Bir kulum, dolu değil fakat boşta değilim. Bilgiden değil bu doluluk oranım, bu oran erken koşmanın yorgunluğundan kaynaklı. Bir dakika.. ben mi hızlı koştum yoksa dünya mı çok hızlı döndü? Bu ikilemde uzun süre kalacağım fakat şuan tek kalmak istediğim bir nokta var o da her üzücü olay da "çocuk" olabilmek...


Yoğun bakım koridorlarında babamdan görmüş olduğum uçan balonu almak için ısrar etmek istiyorum, içeri de yatan hastanın yakını olmayı değil.

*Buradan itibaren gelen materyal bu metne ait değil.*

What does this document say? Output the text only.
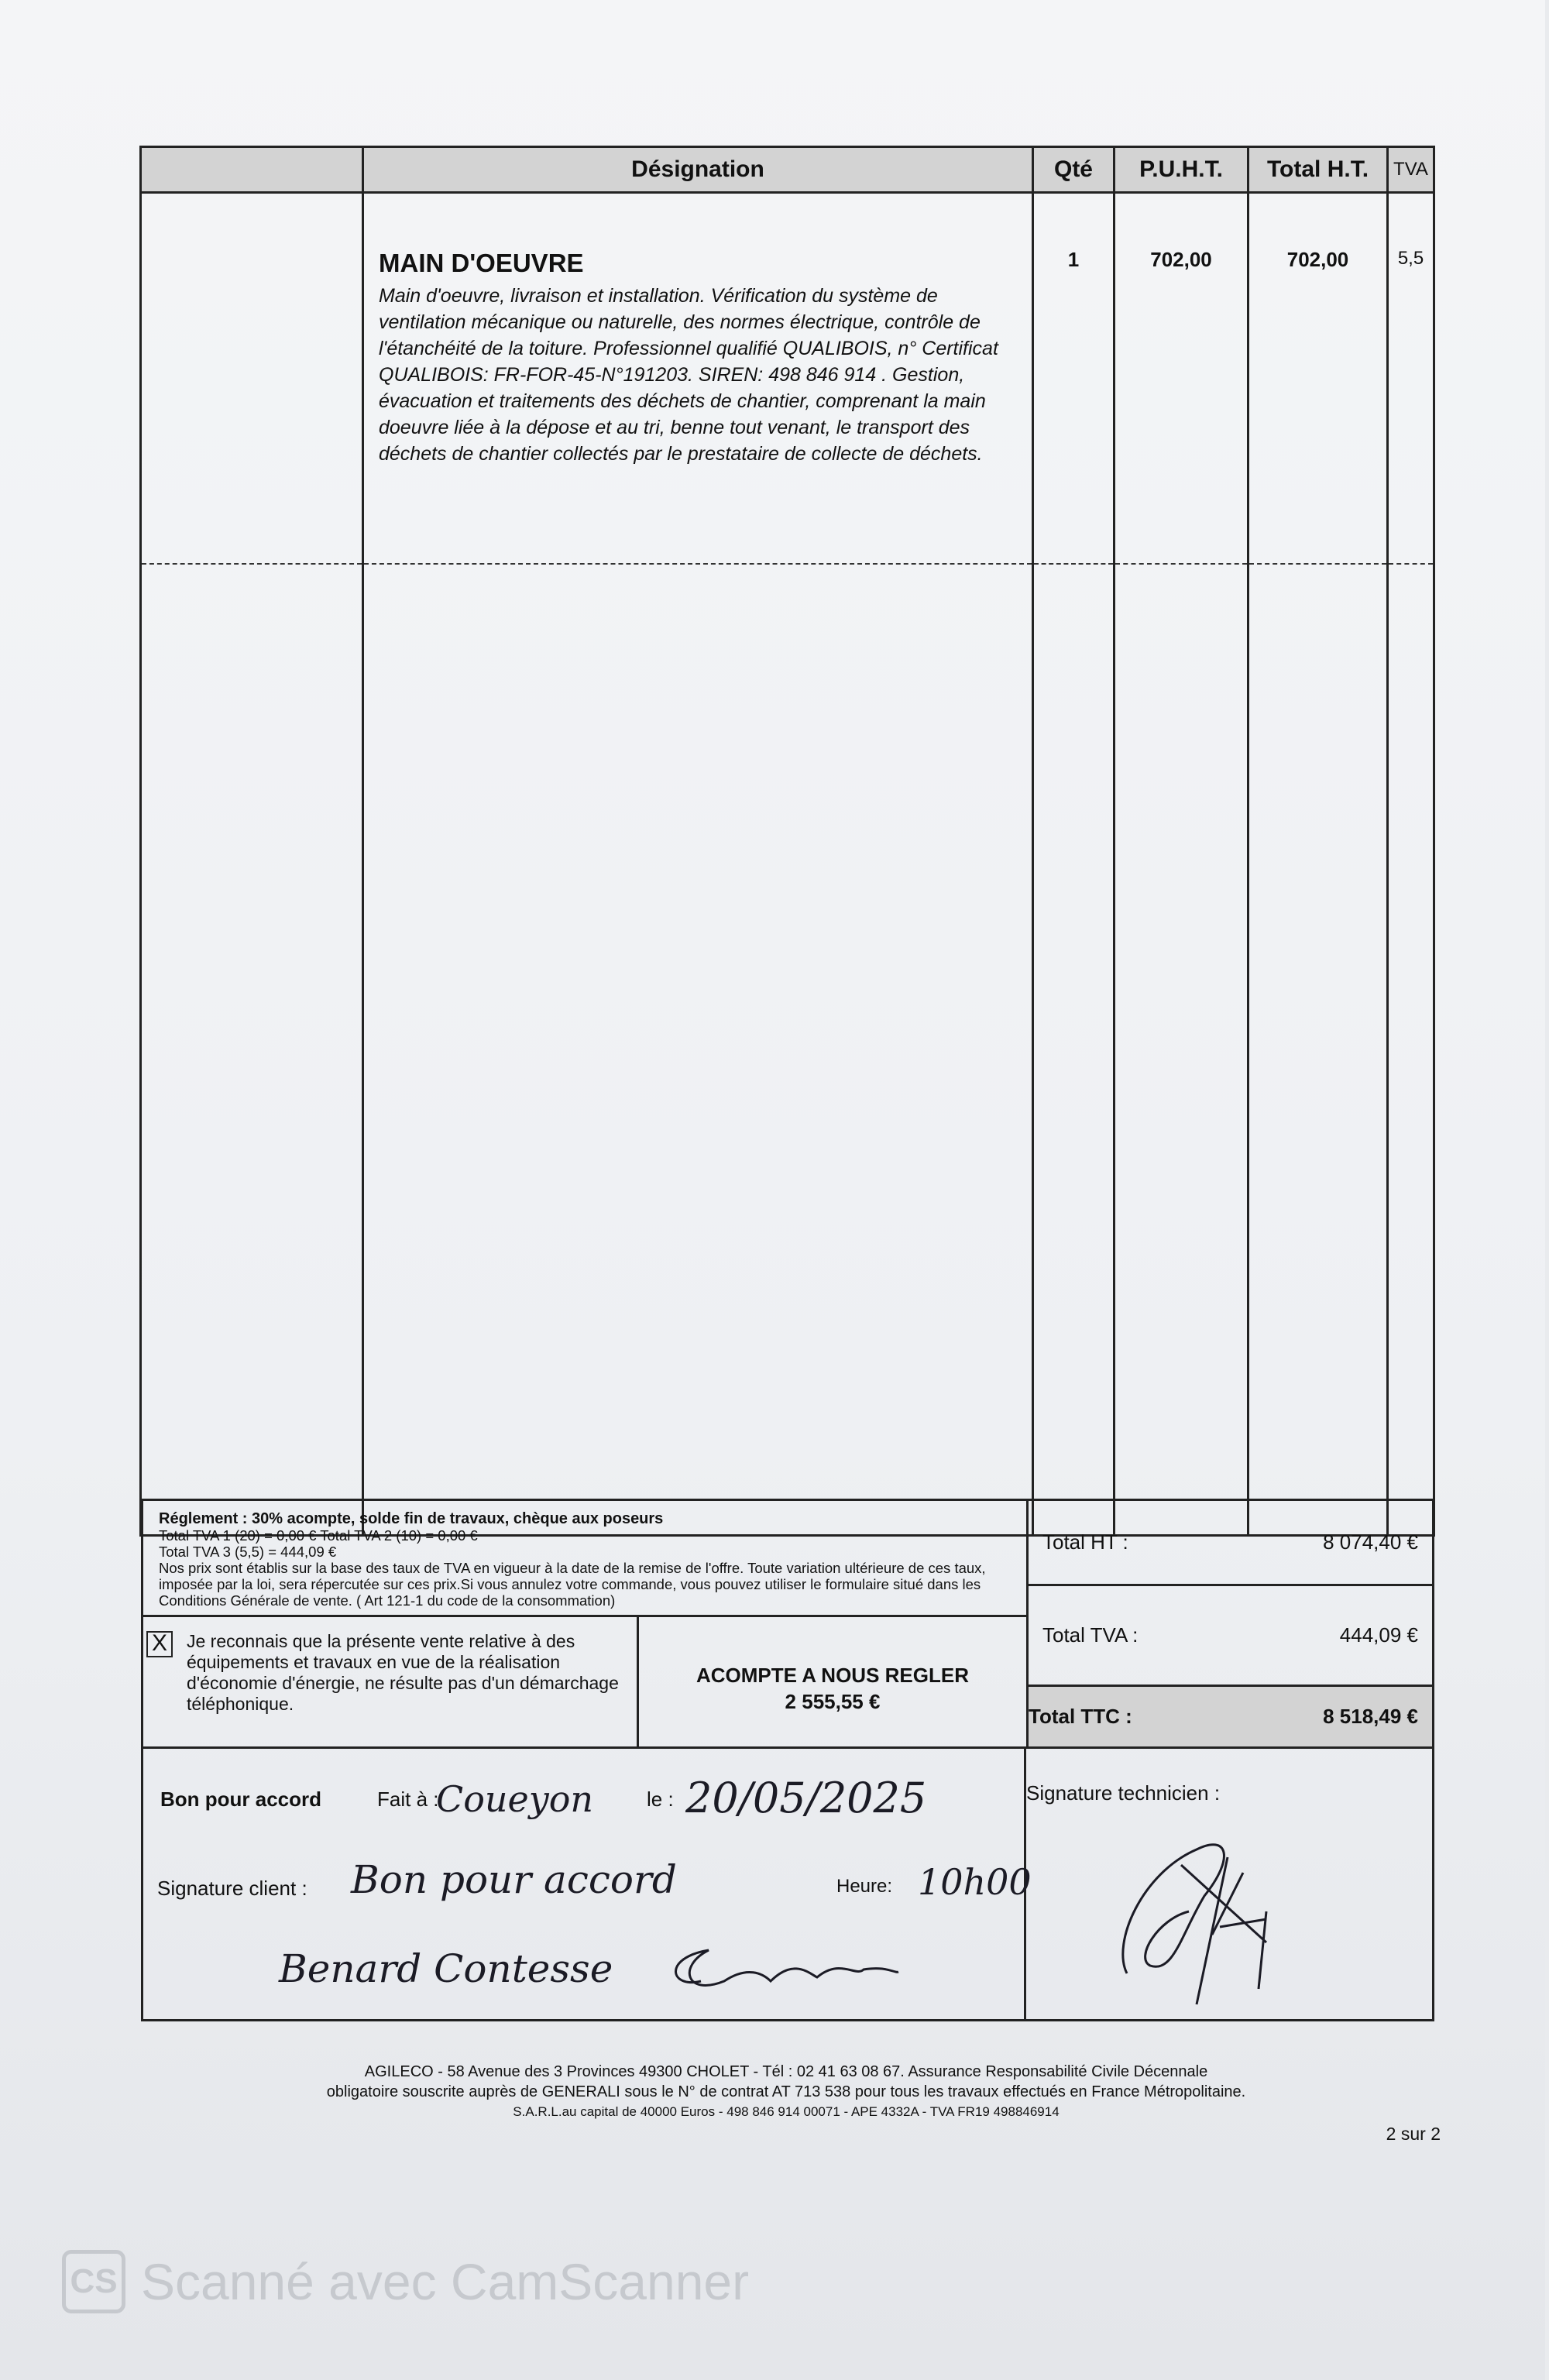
	Désignation	Qté	P.U.H.T.	Total H.T.	TVA

	MAIN D'OEUVRE
Main d'oeuvre, livraison et installation. Vérification du système de ventilation mécanique ou naturelle, des normes électrique, contrôle de l'étanchéité de la toiture. Professionnel qualifié QUALIBOIS, n° Certificat QUALIBOIS: FR-FOR-45-N°191203. SIREN: 498 846 914 . Gestion, évacuation et traitements des déchets de chantier, comprenant la main doeuvre liée à la dépose et au tri, benne tout venant, le transport des déchets de chantier collectés par le prestataire de collecte de déchets.	1	702,00	702,00	5,5

Réglement : 30% acompte, solde fin de travaux, chèque aux poseurs
Total TVA 1 (20) = 0,00 € Total TVA 2 (10) = 0,00 €
Total TVA 3 (5,5) = 444,09 €
Nos prix sont établis sur la base des taux de TVA en vigueur à la date de la remise de l'offre. Toute variation ultérieure de ces taux, imposée par la loi, sera répercutée sur ces prix.Si vous annulez votre commande, vous pouvez utiliser le formulaire situé dans les Conditions Générale de vente. ( Art 121-1 du code de la consommation)
X	Je reconnais que la présente vente relative à des équipements et travaux en vue de la réalisation d'économie d'énergie, ne résulte pas d'un démarchage téléphonique.
ACOMPTE A NOUS REGLER
2 555,55 €
Total HT :	8 074,40 €
Total TVA :	444,09 €
Total TTC :	8 518,49 €
Bon pour accord	Fait à :
Coueyon	le : 20/05/2025
Signature client : Bon pour accord	Heure: 10h00
Benard Contesse
Signature technicien :
AGILECO - 58 Avenue des 3 Provinces 49300 CHOLET - Tél : 02 41 63 08 67. Assurance Responsabilité Civile Décennale
obligatoire souscrite auprès de GENERALI sous le N° de contrat AT 713 538 pour tous les travaux effectués en France Métropolitaine.
S.A.R.L.au capital de 40000 Euros - 498 846 914 00071 - APE 4332A - TVA FR19 498846914
2 sur 2
CS Scanné avec CamScanner
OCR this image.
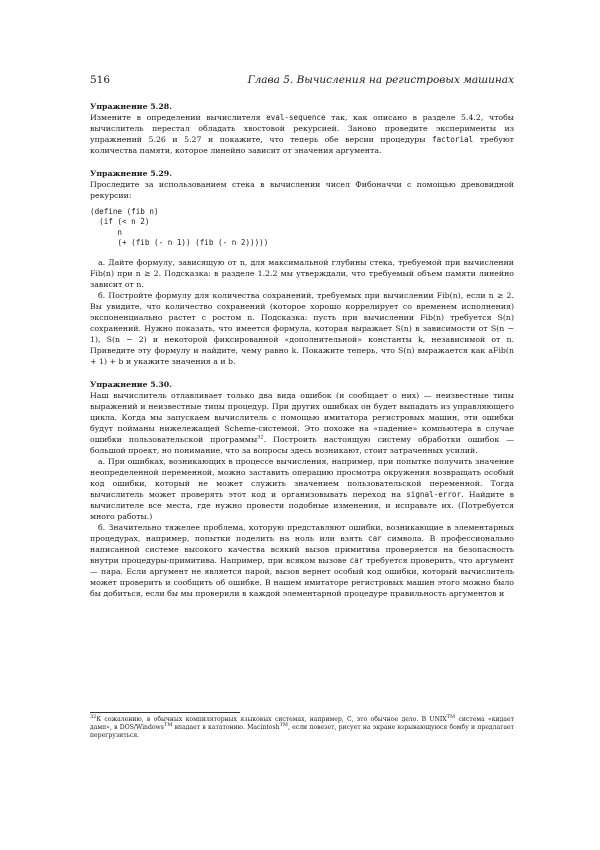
516	Глава 5. Вычисления на регистровых машинах

Упражнение 5.28.

Измените в определении вычислителя eval-sequence так, как описано в разделе 5.4.2, чтобы вычислитель перестал обладать хвостовой рекурсией. Заново проведите эксперименты из упражнений 5.26 и 5.27 и покажите, что теперь обе версии процедуры factorial требуют количества памяти, которое линейно зависит от значения аргумента.

Упражнение 5.29.

Проследите за использованием стека в вычислении чисел Фибоначчи с помощью древовидной рекурсии:

(define (fib n)
(if (< n 2)
n
(+ (fib (- n 1)) (fib (- n 2)))))

а. Дайте формулу, зависящую от n, для максимальной глубины стека, требуемой при вычислении Fib(n) при n ≥ 2. Подсказка: в разделе 1.2.2 мы утверждали, что требуемый объем памяти линейно зависит от n.

б. Постройте формулу для количества сохранений, требуемых при вычислении Fib(n), если n ≥ 2. Вы увидите, что количество сохранений (которое хорошо коррелирует со временем исполнения) экспоненциально растет с ростом n. Подсказка: пусть при вычислении Fib(n) требуется S(n) сохранений. Нужно показать, что имеется формула, которая выражает S(n) в зависимости от S(n − 1), S(n − 2) и некоторой фиксированной «дополнительной» константы k, независимой от n. Приведите эту формулу и найдите, чему равно k. Покажите теперь, что S(n) выражается как aFib(n + 1) + b и укажите значения a и b.

Упражнение 5.30.

Наш вычислитель отлавливает только два вида ошибок (и сообщает о них) — неизвестные типы выражений и неизвестные типы процедур. При других ошибках он будет выпадать из управляющего цикла. Когда мы запускаем вычислитель с помощью имитатора регистровых машин, эти ошибки будут пойманы нижележащей Scheme-системой. Это похоже на «падение» компьютера в случае ошибки пользовательской программы$^{32}$. Построить настоящую систему обработки ошибок — большой проект, но понимание, что за вопросы здесь возникают, стоит затраченных усилий.

а. При ошибках, возникающих в процессе вычисления, например, при попытке получить значение неопределенной переменной, можно заставить операцию просмотра окружения возвращать особый код ошибки, который не может служить значением пользовательской переменной. Тогда вычислитель может проверять этот код и организовывать переход на signal-error. Найдите в вычислителе все места, где нужно провести подобные изменения, и исправьте их. (Потребуется много работы.)

б. Значительно тяжелее проблема, которую представляют ошибки, возникающие в элементарных процедурах, например, попытки поделить на ноль или взять car символа. В профессионально написанной системе высокого качества всякий вызов примитива проверяется на безопасность внутри процедуры-примитива. Например, при всяком вызове car требуется проверить, что аргумент — пара. Если аргумент не является парой, вызов вернет особый код ошибки, который вычислитель может проверить и сообщить об ошибке. В нашем имитаторе регистровых машин этого можно было бы добиться, если бы мы проверили в каждой элементарной процедуре правильность аргументов и

$^{32}$К сожалению, в обычных компиляторных языковых системах, например, C, это обычное дело. В UNIX™ система «кидает дамп», в DOS/Windows™ впадает в кататонию. Macintosh™, если повезет, рисует на экране взрывающуюся бомбу и предлагает перегрузиться.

Cenaze evinde gülerek oynayan çocuk olmak istiyorum, elimde bir ekmek parçası ile sağa sola koşmak istiyorum. Lâkin o zamanda anlardım bir farklılık olduğunu çünkü annem kesin döverdi beni "her yer ekmek kırığı oldu" diyerek. En iyisi mi mezarlıkta anlamsızca çiçeklere bakan çocuk olmak isterdim, o zaman da beyaz mermer taşları ürkütürdü beni.


Ölümü bilmeyecek kadar bebek olmak isterdim. Cenazenin yakını olmak yerine huysuzlanıp ağlamak isterdim, böyle hatıraları düşünüp ağlamak ve geride kalanları hatırlamaktan iyidir bebek olmak.